Tribunal de commerce de Clermont-Ferrand, le 9 octobre 2025, n°2025009344

Le Tribunal de commerce de Clermont-Ferrand, statuant le 9 octobre 2025, ouvre une liquidation judiciaire simplifiée à l’encontre d’une société commerciale. La société, en état de cessation des paiements, ne peut faire face au passif exigible avec son actif disponible. Le tribunal constate l’impossibilité manifeste de redressement et applique la procédure simplifiée en raison des caractéristiques de l’entreprise.

Le constat de la cessation des paiements

La qualification juridique de l’état de défaillance

Le tribunal vérifie d’abord l’existence de la cessation des paiements définie par le code de commerce. Il relève que l’actif disponible s’élève à quatre-vingt-sept euros et deux centimes. Le passif exigible est provisoirement évalué à soixante-huit mille dix euros. La société ne peut donc faire face au passif exigible avec son actif disponible. Cette analyse respecte la définition légale rappelée par la jurisprudence. « Attendu que la définition de la cessation des paiements est donnée par l’article L. 631-1 du Code de commerce qui dispose qu’ il y a état de cessation des paiements lorsqu’un débiteur est dans l’impossibilité de faire face au passif exigible avec son actif disponible » (Tribunal de commerce de commerce de Dax, le 8 octobre 2025, n°2025003382).
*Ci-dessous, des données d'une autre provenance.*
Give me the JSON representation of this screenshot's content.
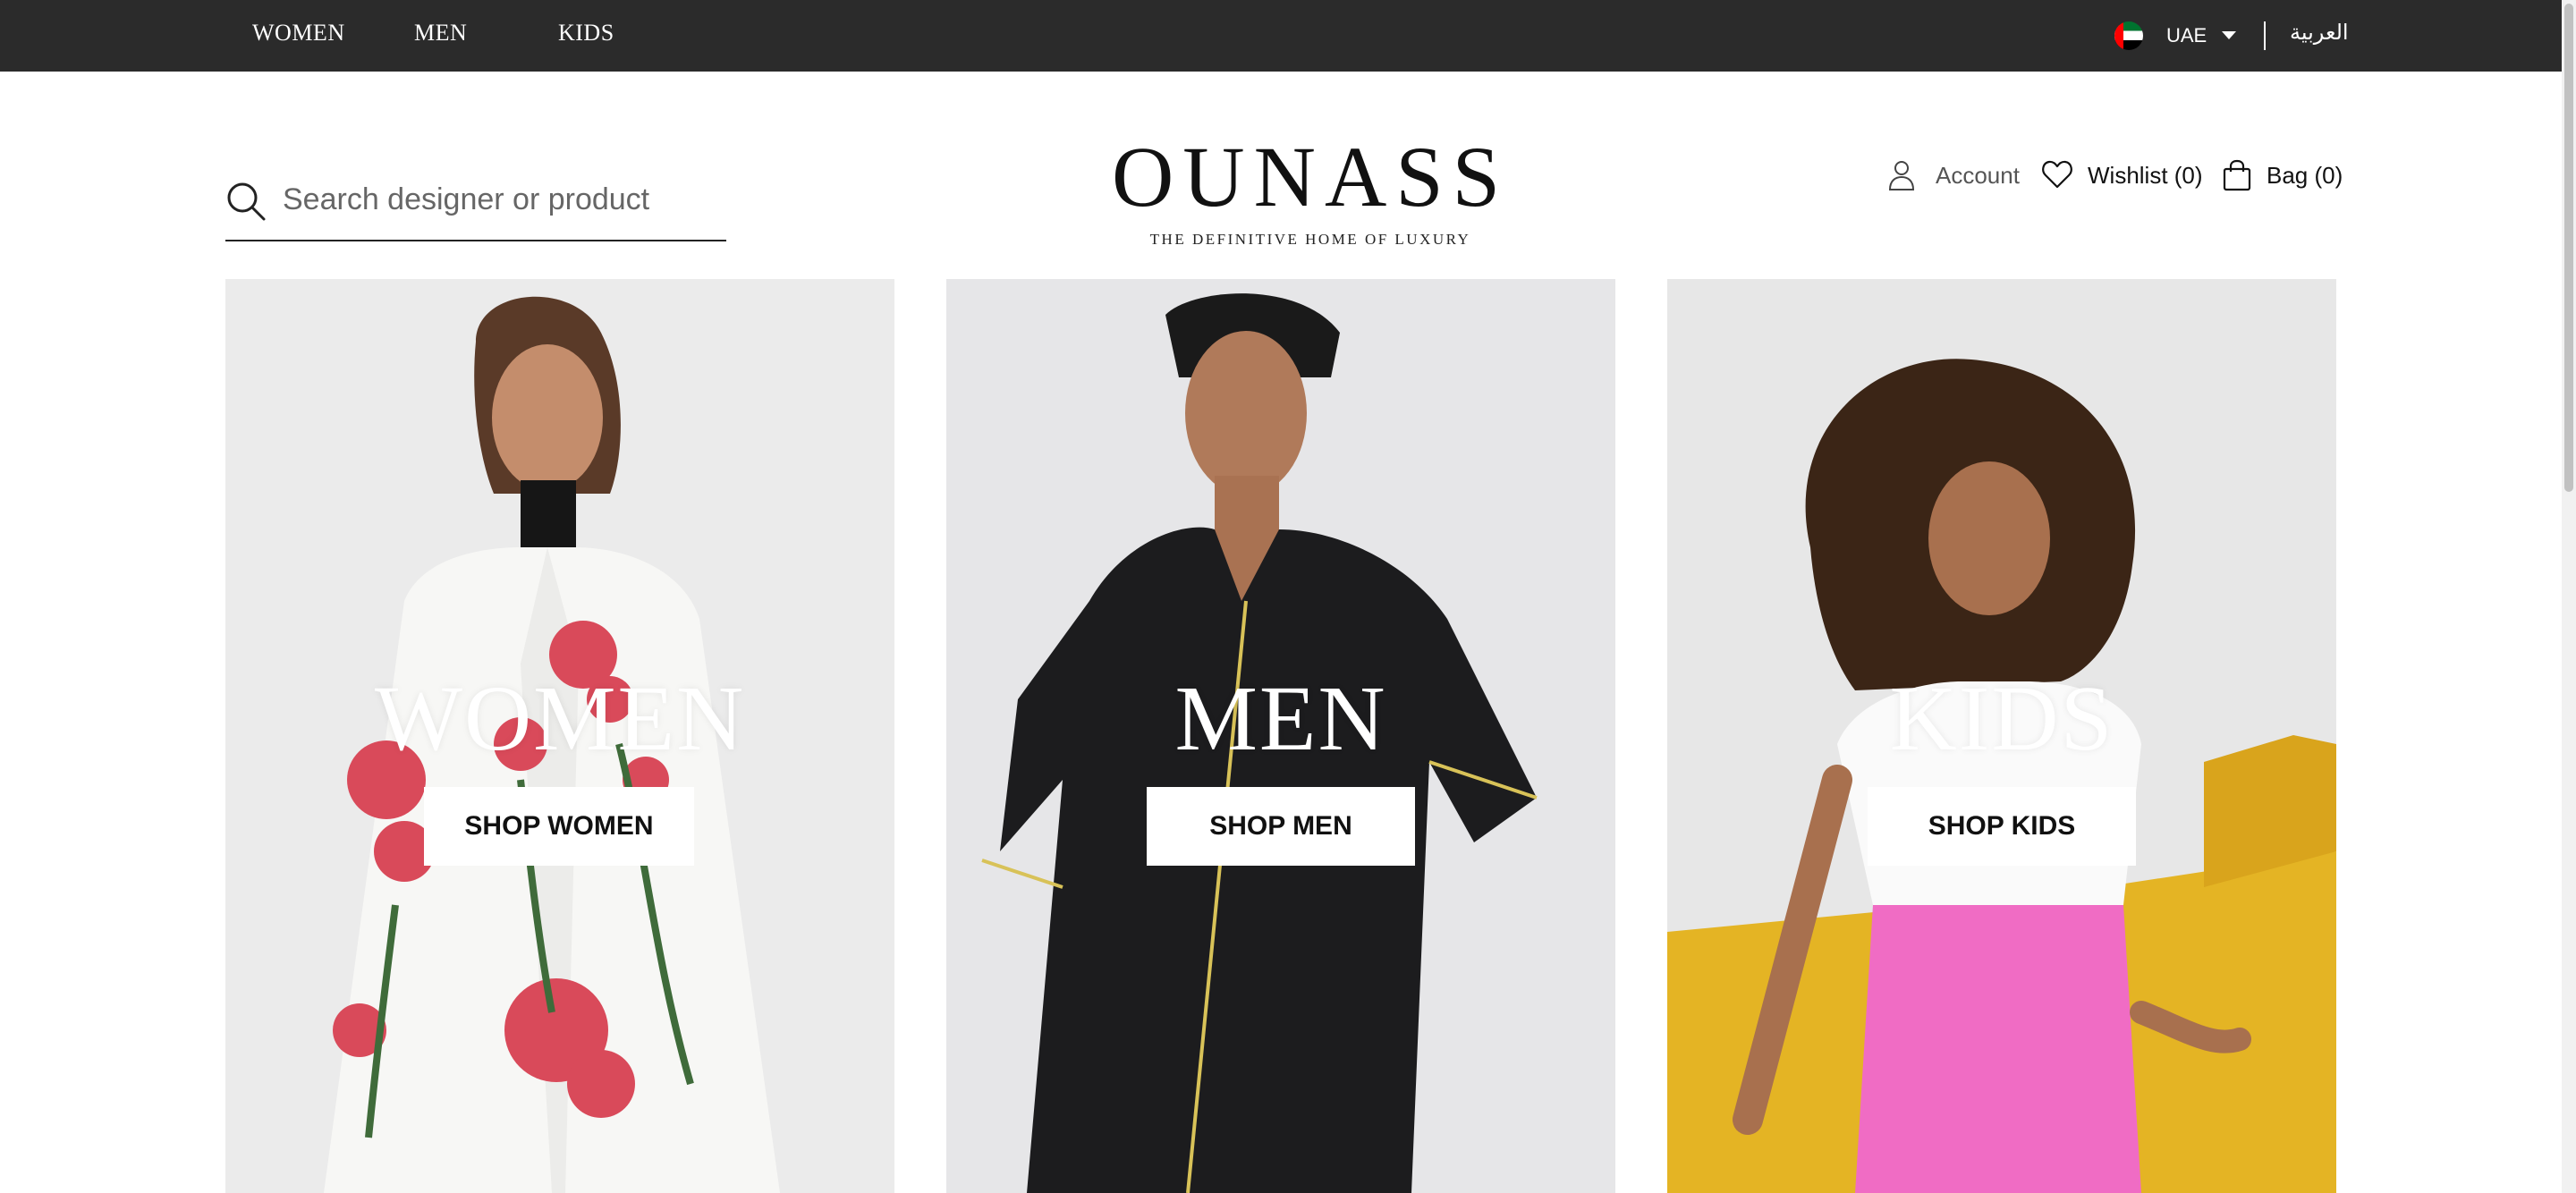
{
  "topbar": {
    "nav": [
      {
        "label": "WOMEN"
      },
      {
        "label": "MEN"
      },
      {
        "label": "KIDS"
      }
    ],
    "country": {
      "code": "UAE",
      "flag_icon": "uae-flag-icon"
    },
    "language_toggle": "العربية",
    "background": "#2b2b2b"
  },
  "header": {
    "search": {
      "placeholder": "Search designer or product",
      "value": ""
    },
    "logo": {
      "wordmark": "OUNASS",
      "tagline": "THE DEFINITIVE HOME OF LUXURY"
    },
    "account": {
      "label": "Account",
      "icon": "user-icon"
    },
    "wishlist": {
      "label": "Wishlist (0)",
      "icon": "heart-icon"
    },
    "bag": {
      "label": "Bag (0)",
      "icon": "shopping-bag-icon"
    }
  },
  "tiles": [
    {
      "title": "WOMEN",
      "button": "SHOP WOMEN"
    },
    {
      "title": "MEN",
      "button": "SHOP MEN"
    },
    {
      "title": "KIDS",
      "button": "SHOP KIDS"
    }
  ]
}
Le jugement fonde ainsi solidement l’ouverture de la procédure collective sur un constat chiffré et incontestable.

L’appréciation de l’impossibilité de redressement

Le tribunal procède ensuite à l’examen des perspectives de l’entreprise. Il se fonde sur les informations recueillies lors de l’audience. Il en déduit que le redressement de l’entreprise est manifestement impossible. Cette brève motivation suffit à justifier le choix de la liquidation immédiate. Le tribunal n’entre pas dans le détail des éléments constitutifs de cette impossibilité. Il s’agit d’une appréciation souveraine des juges du fond. Elle conduit à écarter toute procédure de sauvegarde ou de redressement judiciaire. La solution est ainsi conforme à l’économie générale du droit des entreprises en difficulté.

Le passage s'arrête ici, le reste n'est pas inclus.